In Virtual Incorporation: A Lawyer’s Guide to the Formation of Virtual Corporations (2009 by the American Bar Association), Julie Tower-Pierce, Paul Gillies, and Linsey Krolik review the changes to the law and how Vermont is anticipating and reacting to changes in actual business practices.
The changes to the Vermont statutes eliminate the requirement for a physical corporate address, although a registered agent for service of process is still necessary. Electronic filing of documents, digital signatures, and virtual meetings between and among shareholders are all authorized and encouraged.
However, it seems like much of the “innovation” in the Vermont statutes are already taking place in other states. The authors point out that details of the business formation don’t have to be filed with the state in the form of bylaws, but that the key (and private) organizational document is the operating agreement.
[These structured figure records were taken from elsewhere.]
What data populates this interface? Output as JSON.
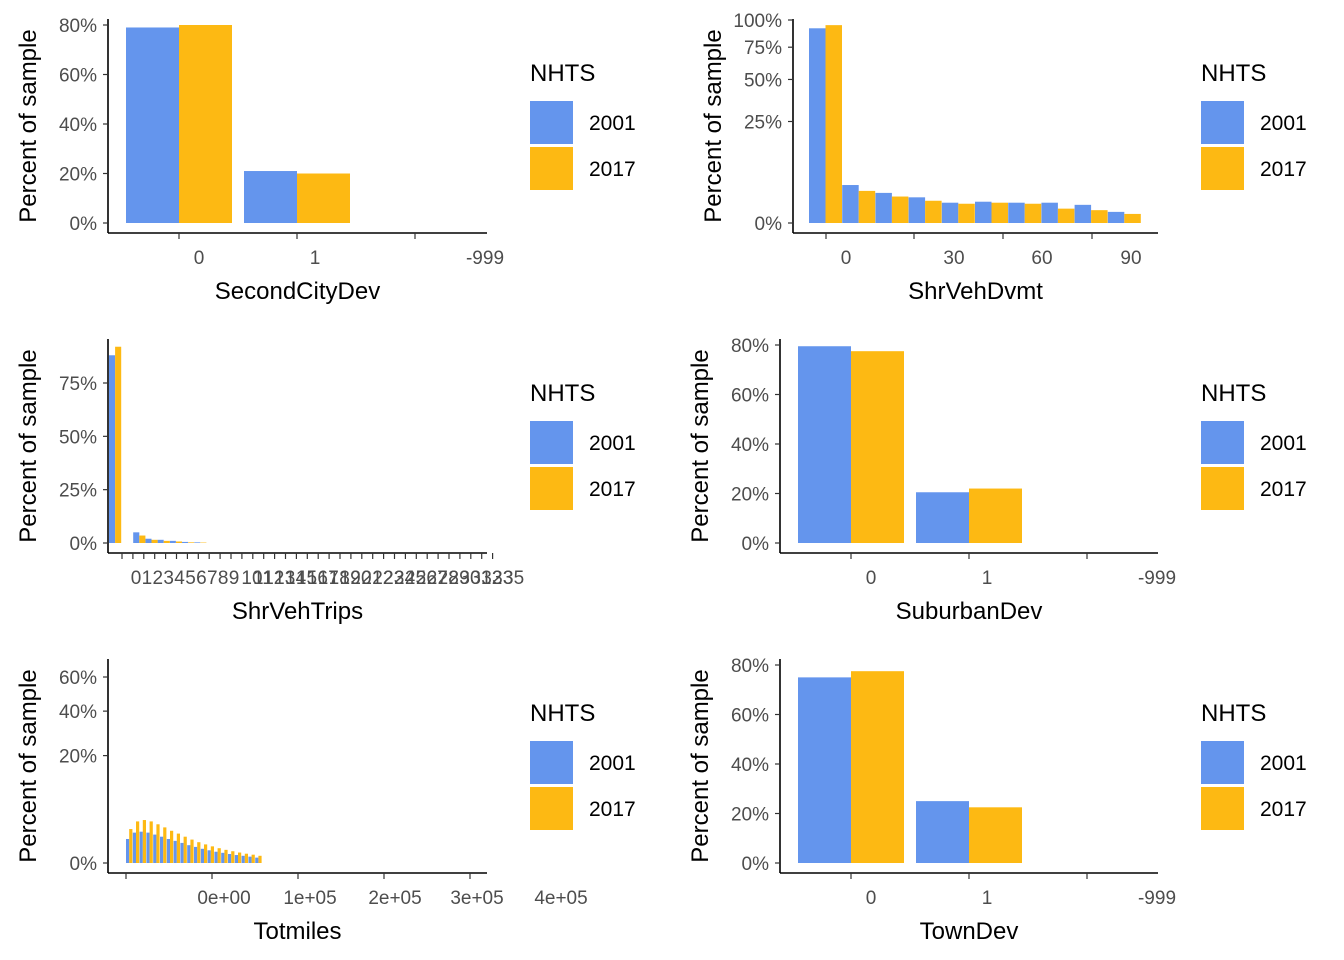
{
  "colors": {
    "s2001": "#6495ED",
    "s2017": "#FDB913"
  },
  "legend": {
    "title": "NHTS",
    "labels": [
      "2001",
      "2017"
    ]
  },
  "chart_data": [
    {
      "id": "SecondCityDev",
      "type": "bar",
      "xlabel": "SecondCityDev",
      "ylabel": "Percent of sample",
      "categories": [
        "0",
        "1",
        "-999"
      ],
      "series": [
        {
          "name": "2001",
          "values": [
            79,
            21,
            0
          ]
        },
        {
          "name": "2017",
          "values": [
            80,
            20,
            0
          ]
        }
      ],
      "yticks": [
        0,
        20,
        40,
        60,
        80
      ],
      "ytick_labels": [
        "0%",
        "20%",
        "40%",
        "60%",
        "80%"
      ],
      "ylim": [
        0,
        82
      ]
    },
    {
      "id": "ShrVehDvmt",
      "type": "bar",
      "xlabel": "ShrVehDvmt",
      "ylabel": "Percent of sample",
      "scale": "sqrt",
      "categories": [
        "0",
        "10",
        "20",
        "30",
        "40",
        "50",
        "60",
        "70",
        "80",
        "90"
      ],
      "xticks": [
        0,
        30,
        60,
        90
      ],
      "series": [
        {
          "name": "2001",
          "values": [
            92,
            3.5,
            2.2,
            1.6,
            1.0,
            1.1,
            1.0,
            1.0,
            0.8,
            0.3
          ]
        },
        {
          "name": "2017",
          "values": [
            95,
            2.5,
            1.7,
            1.2,
            0.9,
            1.0,
            0.9,
            0.5,
            0.4,
            0.2
          ]
        }
      ],
      "yticks": [
        0,
        25,
        50,
        75,
        100
      ],
      "ytick_labels": [
        "0%",
        "25%",
        "50%",
        "75%",
        "100%"
      ],
      "ylim": [
        0,
        100
      ]
    },
    {
      "id": "ShrVehTrips",
      "type": "bar",
      "xlabel": "ShrVehTrips",
      "ylabel": "Percent of sample",
      "x_tick_labels": [
        "0",
        "1",
        "2",
        "3",
        "4",
        "5",
        "6",
        "7",
        "8",
        "9",
        "10",
        "11",
        "12",
        "13",
        "14",
        "15",
        "16",
        "17",
        "18",
        "19",
        "20",
        "21",
        "22",
        "23",
        "24",
        "25",
        "26",
        "27",
        "28",
        "29",
        "30",
        "31",
        "32",
        "33",
        "35"
      ],
      "series": [
        {
          "name": "2001",
          "values": [
            88,
            5,
            2,
            1.5,
            1,
            0.5,
            0.3
          ]
        },
        {
          "name": "2017",
          "values": [
            92,
            3.5,
            1.5,
            1,
            0.7,
            0.3,
            0.2
          ]
        }
      ],
      "yticks": [
        0,
        25,
        50,
        75
      ],
      "ytick_labels": [
        "0%",
        "25%",
        "50%",
        "75%"
      ],
      "ylim": [
        0,
        95
      ]
    },
    {
      "id": "SuburbanDev",
      "type": "bar",
      "xlabel": "SuburbanDev",
      "ylabel": "Percent of sample",
      "categories": [
        "0",
        "1",
        "-999"
      ],
      "series": [
        {
          "name": "2001",
          "values": [
            79.5,
            20.5,
            0
          ]
        },
        {
          "name": "2017",
          "values": [
            77.5,
            22,
            0
          ]
        }
      ],
      "yticks": [
        0,
        20,
        40,
        60,
        80
      ],
      "ytick_labels": [
        "0%",
        "20%",
        "40%",
        "60%",
        "80%"
      ],
      "ylim": [
        0,
        82
      ]
    },
    {
      "id": "Totmiles",
      "type": "bar",
      "xlabel": "Totmiles",
      "ylabel": "Percent of sample",
      "scale": "sqrt",
      "x_tick_labels": [
        "0e+00",
        "1e+05",
        "2e+05",
        "3e+05",
        "4e+05"
      ],
      "series": [
        {
          "name": "2001",
          "values": [
            1.0,
            1.6,
            1.7,
            1.6,
            1.4,
            1.2,
            1.0,
            0.85,
            0.7,
            0.55,
            0.45,
            0.35,
            0.28,
            0.22,
            0.18,
            0.14,
            0.11,
            0.09,
            0.07,
            0.05
          ]
        },
        {
          "name": "2017",
          "values": [
            2.0,
            3.0,
            3.2,
            3.0,
            2.6,
            2.2,
            1.8,
            1.5,
            1.2,
            0.95,
            0.75,
            0.6,
            0.48,
            0.38,
            0.3,
            0.24,
            0.19,
            0.15,
            0.12,
            0.09
          ]
        }
      ],
      "yticks": [
        0,
        20,
        40,
        60
      ],
      "ytick_labels": [
        "0%",
        "20%",
        "40%",
        "60%"
      ],
      "ylim": [
        0,
        70
      ]
    },
    {
      "id": "TownDev",
      "type": "bar",
      "xlabel": "TownDev",
      "ylabel": "Percent of sample",
      "categories": [
        "0",
        "1",
        "-999"
      ],
      "series": [
        {
          "name": "2001",
          "values": [
            75,
            25,
            0
          ]
        },
        {
          "name": "2017",
          "values": [
            77.5,
            22.5,
            0
          ]
        }
      ],
      "yticks": [
        0,
        20,
        40,
        60,
        80
      ],
      "ytick_labels": [
        "0%",
        "20%",
        "40%",
        "60%",
        "80%"
      ],
      "ylim": [
        0,
        82
      ]
    }
  ]
}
That is already the case in New York, with a limited liability company.
The authors note that Vermont now allows one shareholder to hold all the offices in a corporation – again, New York already authorizes a single-member corporation or LLC. And there is also reference to a “hosting company,” which seems to be a physical brick-and-mortar corporation performing all the administrative tasks of the “virtual” corporation.
Touted as new and innovative is the theory that the organizational ownership, management, and compensation can be based on intellectual capital contributed by the shareholders or members, not just dollars and cents. I fail to see how this is particularly revolutionary – many of my clients have organizational structures where one shareholder contributes dollars and the other contributes technical skills, and they have not been limited by New York’s statutory requirement.
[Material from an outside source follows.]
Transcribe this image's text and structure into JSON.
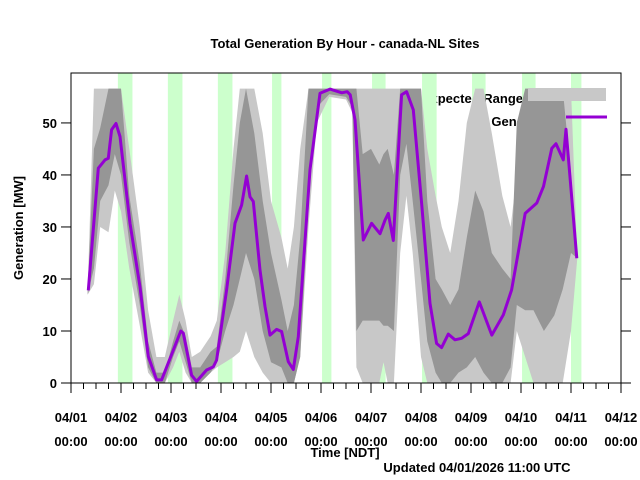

There are also references to forming legal entities in SecondLife (a virtual world) and “opening a bank account on behalf of a World of Warcraft guild” (a role-playing computer game) (pg. 42). I am still not sure whether the authors are serious about that bank account.
For all of the novel breakthroughs Vermont’s new law supposedly represents, there are problems inherent with the virtual company as well. There is the ever-present problem of data security – and when there is no requirement for paper copies of any documents, when everything is in electronic form, what happens in case of a loss or a breach? There are considerations of data policies, standards, and guidelines, as well as ethics and privacy on the internet, although these are things that all companies need to take into consideration, not just the virtual ones.
As an example of the virtual company as the wave of the future, the authors cite the writing of this book: apparently they never met in person during the project, but used e-mail, teleconferencing, and Twitter to keep in touch and update the book. However, the book itself is copyrighted by the American Bar Association, which, although it may have used outsourcing and technology extremely well, is still a very real, brick-and-mortar corporation.